L’endeuillée (p.13 - p.55) :
"Un souvenir fatal, un chagrin qui répand
Son ombre blafarde sur nos jours et nos peines
Que la vie ne peut alléger ni assombrir,
Ne connaissant ni le baume de la joie, ni l’acuité de la douleur. » Moore

Qui est donc cette femme triste et mystèrieuse qui vit à l’écart du monde dans la forêt? Quel lourd secret cache donc Ellen derrière son air affable et ses yeux mélancoliques? C’est ce qu’Horace Neville va nous dévoiler au fil de l’histoire.

La transformation (p.56 - p.92) :
"Dès lors mon corps fût déchiré
D’une torture atroce,
Qui me forçat de raconter l’histoire,
Et j’en fus délivré.

Depuis, à une heure incertaine,
Cette torture revient;
Et tant que ne finit pas ma terrifiante histoire,
Mon coeur dans ma poitrine brule." Coleridge (La ballade du vieux marin)

Il est de ces secrets qu’il est impossible d’emporter dans la tombe. Tel est celui de ce prince gênois qui nous raconte sa terrible histoire. Ce mythe de Faust revisité par Mary Shelley, est de loin celui que j’ai préféré de ce recueil : court et sans fioritures, cette nouvelle peut-être inspirée du célèbre conte populaire allemand, fricote habilement avec le fantastique.

Le rêve (p.93 - p.122) :
"Chi dice mal d’amore
Dice una falsità." Chanson italienne

La comtesse de Villeneuve est déchirée entre l’amour qu’elle porte à Gaspard, l’assassin de son père, et son sens du devoir qui lui commande de se retirer au couvent. Lors d’un étrange rêve qu’elle fait sur la couche de sainte Catherine, la comtesse découvre la réponse à ses questionnements. Cette courte légende évoque une pratique religieuse fantaisiste que j’ai trouvé interessante : pour celle qui souhaite recevoir une réponse céleste à ses tourments, il faut passer une nuit sur un promontoire escarpé appelé la couche de Sainte Catherine perché au dessus de la Loire. Si la personne ne tombe pas dans le fleuve pendant son sommeil, les événements qui lui apparaissent en songe peuvent être interprétés comme une réponse de Dieu. Ce test de la couche de Sainte Catherine, probablement imaginé par Mary Shelley, reprend l’histoire de la sainte martyre, qui serait morte décapitée sur les instances du roi, à qui elle refusa le mariage.
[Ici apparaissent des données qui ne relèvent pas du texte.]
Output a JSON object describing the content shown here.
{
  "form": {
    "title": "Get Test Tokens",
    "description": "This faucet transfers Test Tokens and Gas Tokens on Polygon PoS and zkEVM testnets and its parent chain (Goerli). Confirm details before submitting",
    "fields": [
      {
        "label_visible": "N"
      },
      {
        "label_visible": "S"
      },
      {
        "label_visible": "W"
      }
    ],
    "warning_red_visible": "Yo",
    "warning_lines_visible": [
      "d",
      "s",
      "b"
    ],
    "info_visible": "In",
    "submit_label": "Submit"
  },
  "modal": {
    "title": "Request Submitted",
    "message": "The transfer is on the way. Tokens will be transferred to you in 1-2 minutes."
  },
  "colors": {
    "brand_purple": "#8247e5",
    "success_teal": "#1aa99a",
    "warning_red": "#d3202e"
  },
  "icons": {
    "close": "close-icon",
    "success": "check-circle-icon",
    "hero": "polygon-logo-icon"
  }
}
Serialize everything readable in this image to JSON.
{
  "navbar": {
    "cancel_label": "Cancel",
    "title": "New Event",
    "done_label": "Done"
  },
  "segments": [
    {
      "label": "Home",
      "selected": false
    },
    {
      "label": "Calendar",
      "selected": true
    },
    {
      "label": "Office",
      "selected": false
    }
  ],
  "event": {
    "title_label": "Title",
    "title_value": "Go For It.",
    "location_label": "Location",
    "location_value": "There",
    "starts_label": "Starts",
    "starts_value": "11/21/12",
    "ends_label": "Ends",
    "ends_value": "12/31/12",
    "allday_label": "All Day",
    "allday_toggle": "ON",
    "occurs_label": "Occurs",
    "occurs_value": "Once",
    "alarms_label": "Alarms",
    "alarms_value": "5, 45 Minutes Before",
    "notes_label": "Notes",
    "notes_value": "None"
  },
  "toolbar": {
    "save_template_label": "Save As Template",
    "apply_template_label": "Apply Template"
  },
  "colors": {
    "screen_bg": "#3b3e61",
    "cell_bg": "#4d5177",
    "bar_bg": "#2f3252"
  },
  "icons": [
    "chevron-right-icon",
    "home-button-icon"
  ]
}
L’immortel mortel (p.123 - p.151) :
Cette histoire est celle d’un homme désespéré dont la vie n’a plus de sens : depuis 323 ans qu’il vit, il ne trouve pas de repos éternel à son âme. Avant de mettre fin à ses jours, il raconte son histoire, celle du mortel immortel. Empreinte de l’esprit imaginatif typique de Mary Shelley, cette nouvelle révèle encore une fois, l’aisance avec laquelle l’auteure sait manier les ingrédients du récit fantastique.

Auteur : Mary Shelley
Éditeur : José Corti
Collection : Romantique N°39
Date de parution : 1993
Traduction et introduction : Liliane Abensour
Nombre de pages : 151 p.
Contenu : L’endeuillée (1830); Transformation (1831); Le rêve (1832); L’immortel mortel (1834)
Citation de l’introduction : "C’est de part en part une fantaisie, elle s’avance sur une arrête pas plus large qu’une lame de couteau, d’un pas de somnambulique. C’est au fond ce qui se produit dans cette création littéraire ».